The burner device (1) as claimed in claim 1, wherein the burner head (7) forms a circumferential wall of the burner device having a cylindrical shape,
the fuel gas supply conduit includes a plurality of outer peripheral fuel gas supply pipes (13, 21) disposed in the burner head (7), and

the plurality of outer peripheral fuel gas supply pipes (13, 21) extend parallel to an axial direction of the burner device (1) and are arranged at equal intervals in a circumferential direction of the burner head (7).

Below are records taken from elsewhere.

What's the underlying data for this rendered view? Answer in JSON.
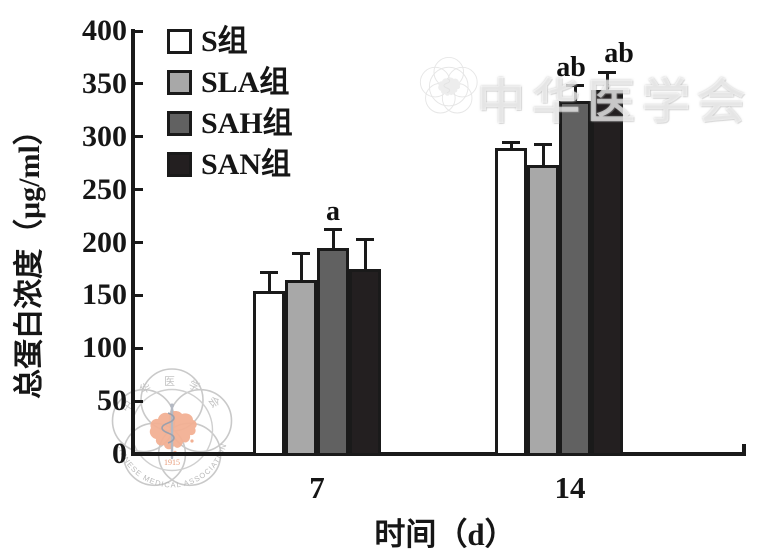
{
  "chart_data": {
    "type": "bar",
    "title": "",
    "xlabel": "时间（d）",
    "ylabel": "总蛋白浓度（μg/ml）",
    "categories": [
      "7",
      "14"
    ],
    "series": [
      {
        "name": "S组",
        "fill": "#ffffff",
        "values": [
          154,
          289
        ],
        "errors": [
          18,
          6
        ]
      },
      {
        "name": "SLA组",
        "fill": "#a8a8a8",
        "values": [
          165,
          273
        ],
        "errors": [
          25,
          20
        ]
      },
      {
        "name": "SAH组",
        "fill": "#616161",
        "values": [
          195,
          334
        ],
        "errors": [
          17,
          14
        ]
      },
      {
        "name": "SAN组",
        "fill": "#231f20",
        "values": [
          175,
          344
        ],
        "errors": [
          28,
          17
        ]
      }
    ],
    "annotations": [
      {
        "text": "a",
        "category": "7",
        "series": "SAH组",
        "dx": 0
      },
      {
        "text": "ab",
        "category": "14",
        "series": "SAH组",
        "dx": -4
      },
      {
        "text": "ab",
        "category": "14",
        "series": "SAN组",
        "dx": 12
      }
    ],
    "ylim": [
      0,
      400
    ],
    "ytick_step": 50,
    "legend_position": "upper-left",
    "grid": false,
    "axis_color": "#1a1a1a",
    "error_bar_style": "cap-top-only"
  },
  "watermark": {
    "center_text": "中华医学会",
    "logo_top_arc_text": "中 华 医 学 会",
    "logo_bottom_arc_text": "CHINESE  MEDICAL  ASSOCIATION",
    "logo_year": "1915",
    "map_color": "#f2b093",
    "ring_color": "#cccccc"
  }
}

The burner device (1) as claimed in claim 2, wherein each of the outer peripheral fuel gas supply pipes (13, 21) has a fuel gas inlet on an upstream side of the burner head (7) in a flow direction of the premixture (M),
the fuel gas supply conduit further includes a central fuel gas supply pipe (19) provided on an axis of the burner device (1), the central fuel gas supply pipe (19) communicating with the plurality of outer peripheral fuel gas supply pipes (13, 21) at a downstream end portion of the burner head (7) in the flow direction of the premixture (M) and having a fuel gas outlet to the premixing path (3) on the upstream side of the burner head (7).